The little girl never again complained after that talk, and later began to learn to give and be grateful.
Bounty Travels
Today all of Anipa and Abibao’s 19 children have grown up, and entered various vocations. The deeds and words of their parents have had a lifelong impact on them. Several intermarried, extending the ethnic diversity of the family to six layers. And many have themselves adopted or offered regular assistance to dispossessed children.

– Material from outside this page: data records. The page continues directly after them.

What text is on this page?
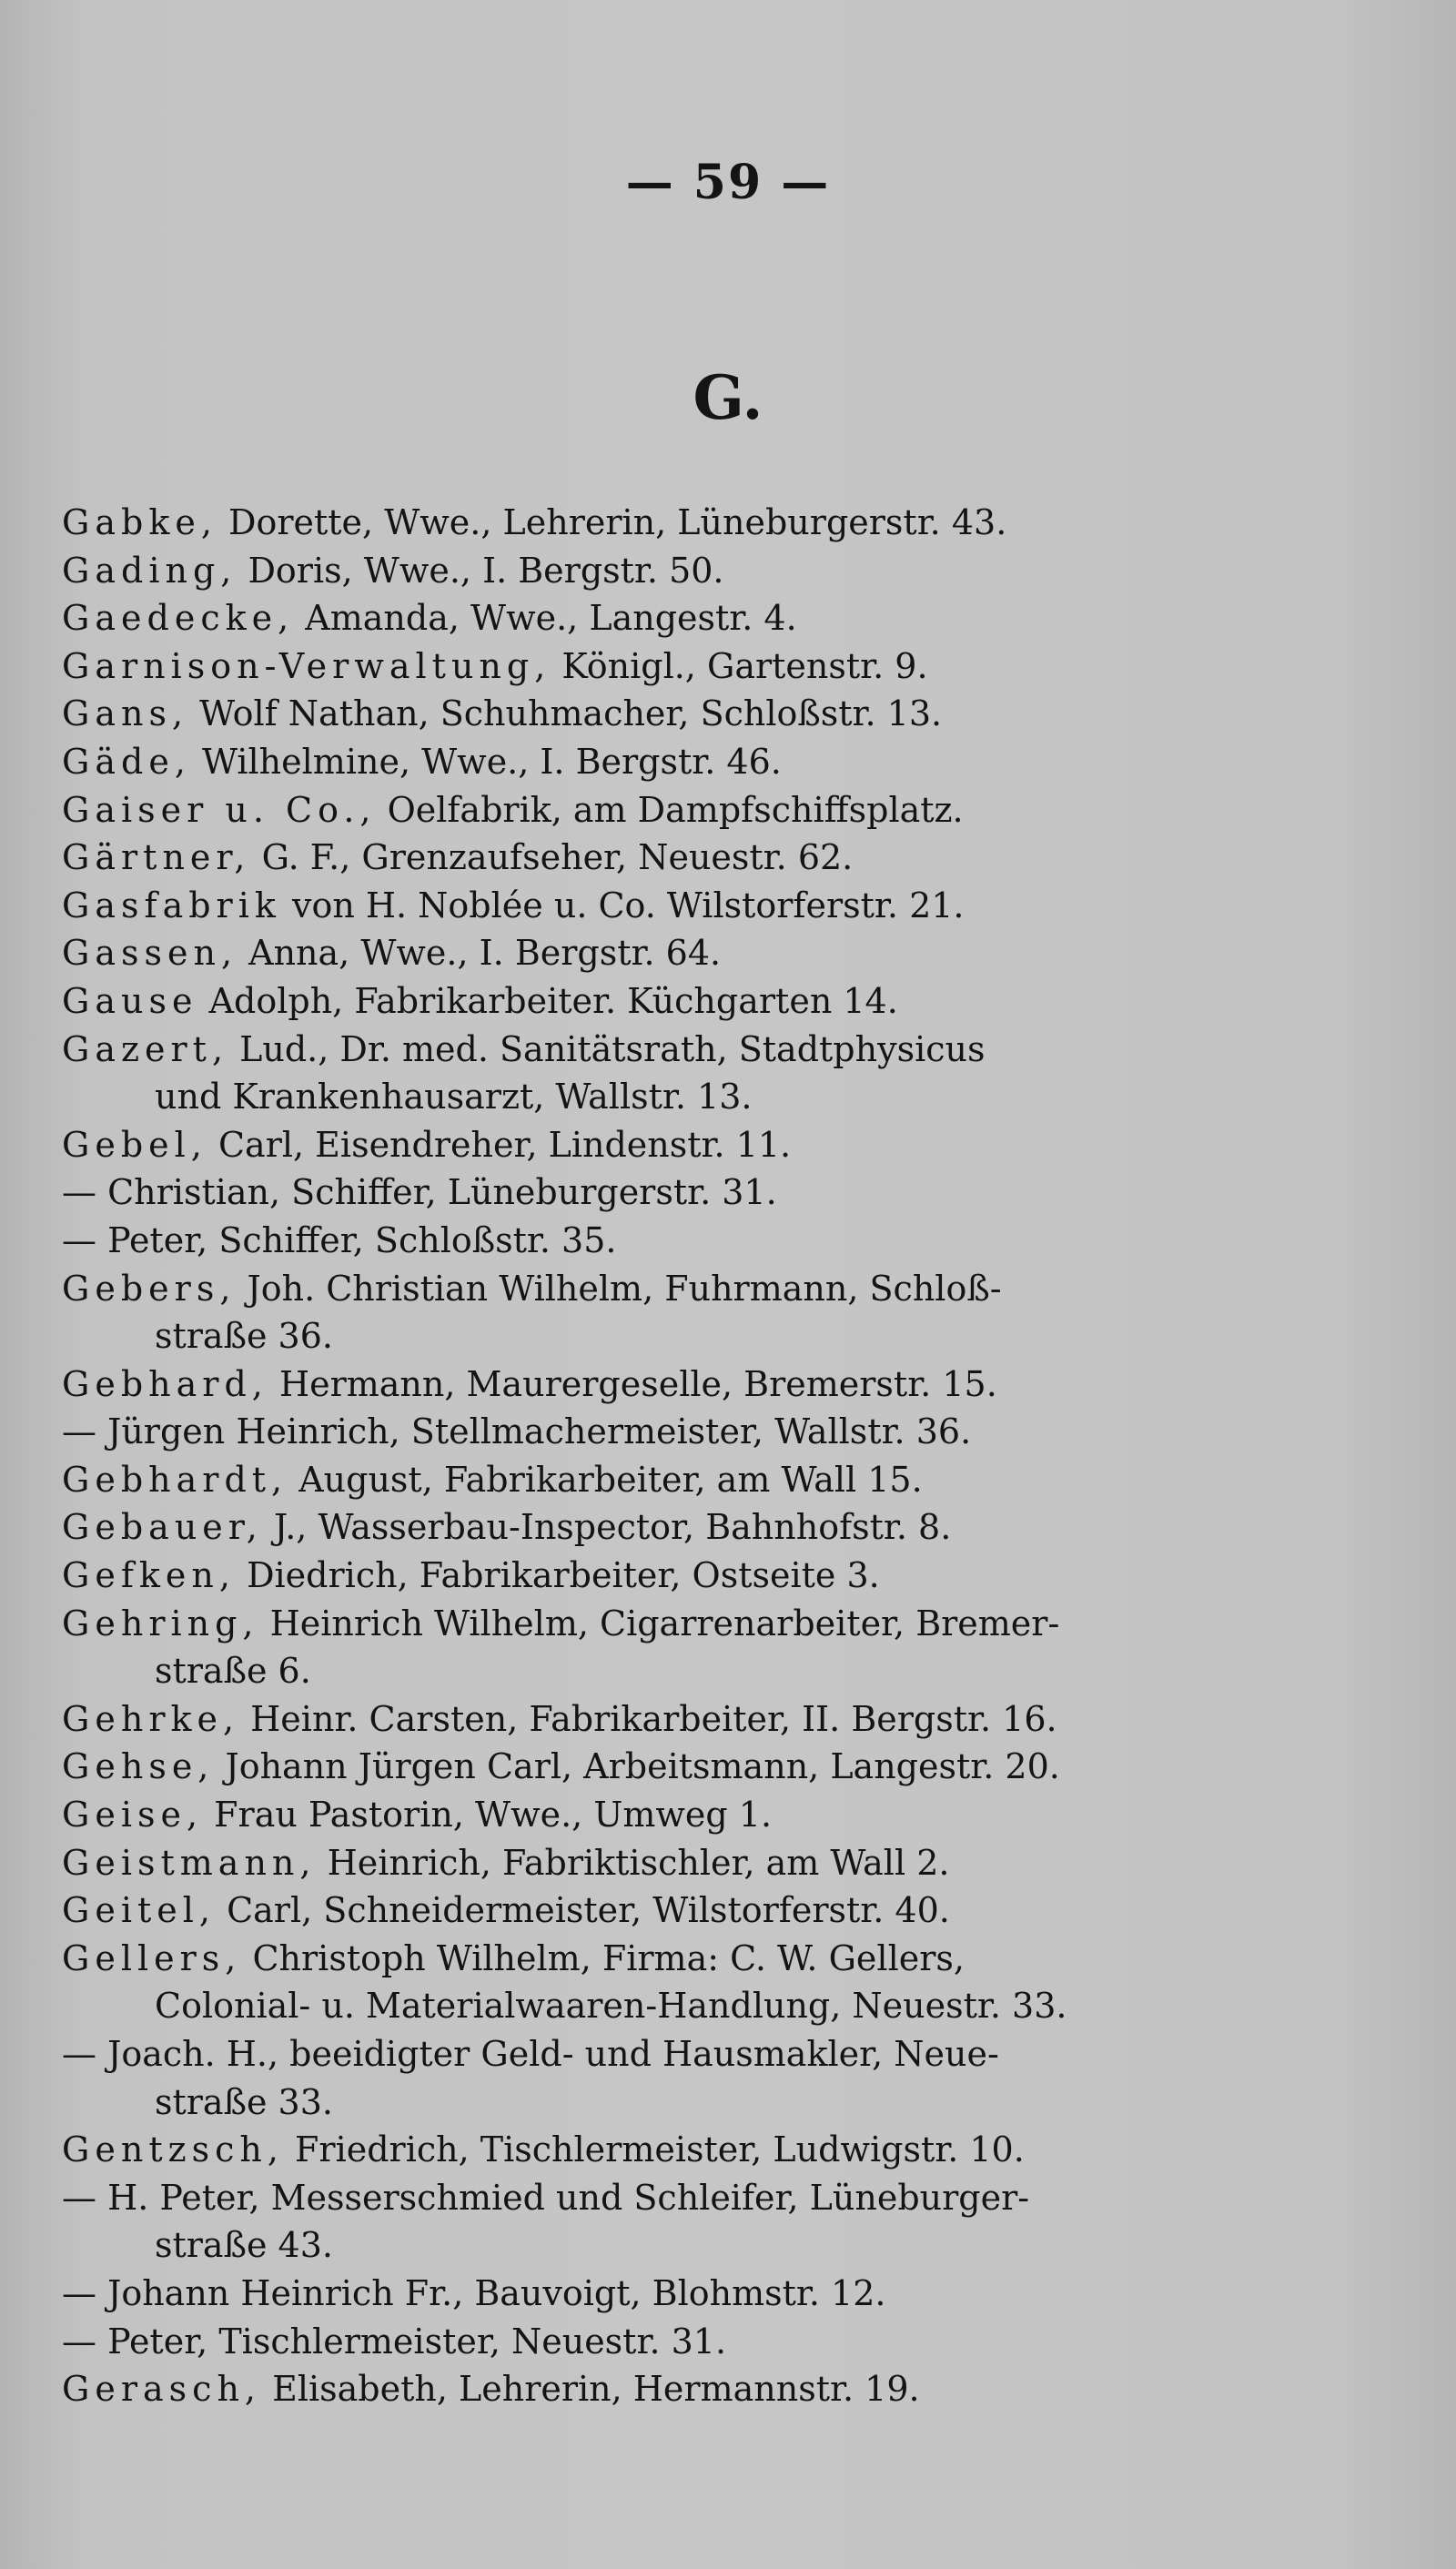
— 59 —
G.
Gabke, Dorette, Wwe., Lehrerin, Lüneburgerstr. 43.
Gading, Doris, Wwe., I. Bergstr. 50.
Gaedecke, Amanda, Wwe., Langestr. 4.
Garnison-Verwaltung, Königl., Gartenstr. 9.
Gans, Wolf Nathan, Schuhmacher, Schloßstr. 13.
Gäde, Wilhelmine, Wwe., I. Bergstr. 46.
Gaiser u. Co., Oelfabrik, am Dampfschiffsplatz.
Gärtner, G. F., Grenzaufseher, Neuestr. 62.
Gasfabrik von H. Noblée u. Co. Wilstorferstr. 21.
Gassen, Anna, Wwe., I. Bergstr. 64.
Gause Adolph, Fabrikarbeiter. Küchgarten 14.
Gazert, Lud., Dr. med. Sanitätsrath, Stadtphysicus
und Krankenhausarzt, Wallstr. 13.
Gebel, Carl, Eisendreher, Lindenstr. 11.
— Christian, Schiffer, Lüneburgerstr. 31.
— Peter, Schiffer, Schloßstr. 35.
Gebers, Joh. Christian Wilhelm, Fuhrmann, Schloß-
straße 36.
Gebhard, Hermann, Maurergeselle, Bremerstr. 15.
— Jürgen Heinrich, Stellmachermeister, Wallstr. 36.
Gebhardt, August, Fabrikarbeiter, am Wall 15.
Gebauer, J., Wasserbau-Inspector, Bahnhofstr. 8.
Gefken, Diedrich, Fabrikarbeiter, Ostseite 3.
Gehring, Heinrich Wilhelm, Cigarrenarbeiter, Bremer-
straße 6.
Gehrke, Heinr. Carsten, Fabrikarbeiter, II. Bergstr. 16.
Gehse, Johann Jürgen Carl, Arbeitsmann, Langestr. 20.
Geise, Frau Pastorin, Wwe., Umweg 1.
Geistmann, Heinrich, Fabriktischler, am Wall 2.
Geitel, Carl, Schneidermeister, Wilstorferstr. 40.
Gellers, Christoph Wilhelm, Firma: C. W. Gellers,
Colonial- u. Materialwaaren-Handlung, Neuestr. 33.
— Joach. H., beeidigter Geld- und Hausmakler, Neue-
straße 33.
Gentzsch, Friedrich, Tischlermeister, Ludwigstr. 10.
— H. Peter, Messerschmied und Schleifer, Lüneburger-
straße 43.
— Johann Heinrich Fr., Bauvoigt, Blohmstr. 12.
— Peter, Tischlermeister, Neuestr. 31.
Gerasch, Elisabeth, Lehrerin, Hermannstr. 19.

After Aben died in the accident in 1994, his Hui brother Wang Zuolin took over the custody of his little daughter. Now the girl is close to college graduation. In 2007 Kaliman, Anipa’s eldest daughter, learnt from her daughter that a Kazak student in the class considered dropping out of school after her father died and her jobless mother was devastated by grief. Kaliman immediately reached out to her, promising financial aid to help her go on to finish higher education.
After the massive earthquake in Sichuan in 2008 Anipa went to the local civil affairs authority, offering to adopt quake orphans. Following her example, a dozen other families filed applications.
As Anipa, Abibao and their children have demonstrated, love has the might to surmount any barrier of faith, language and region, and touches off the fountain of humanity in every heart around the world.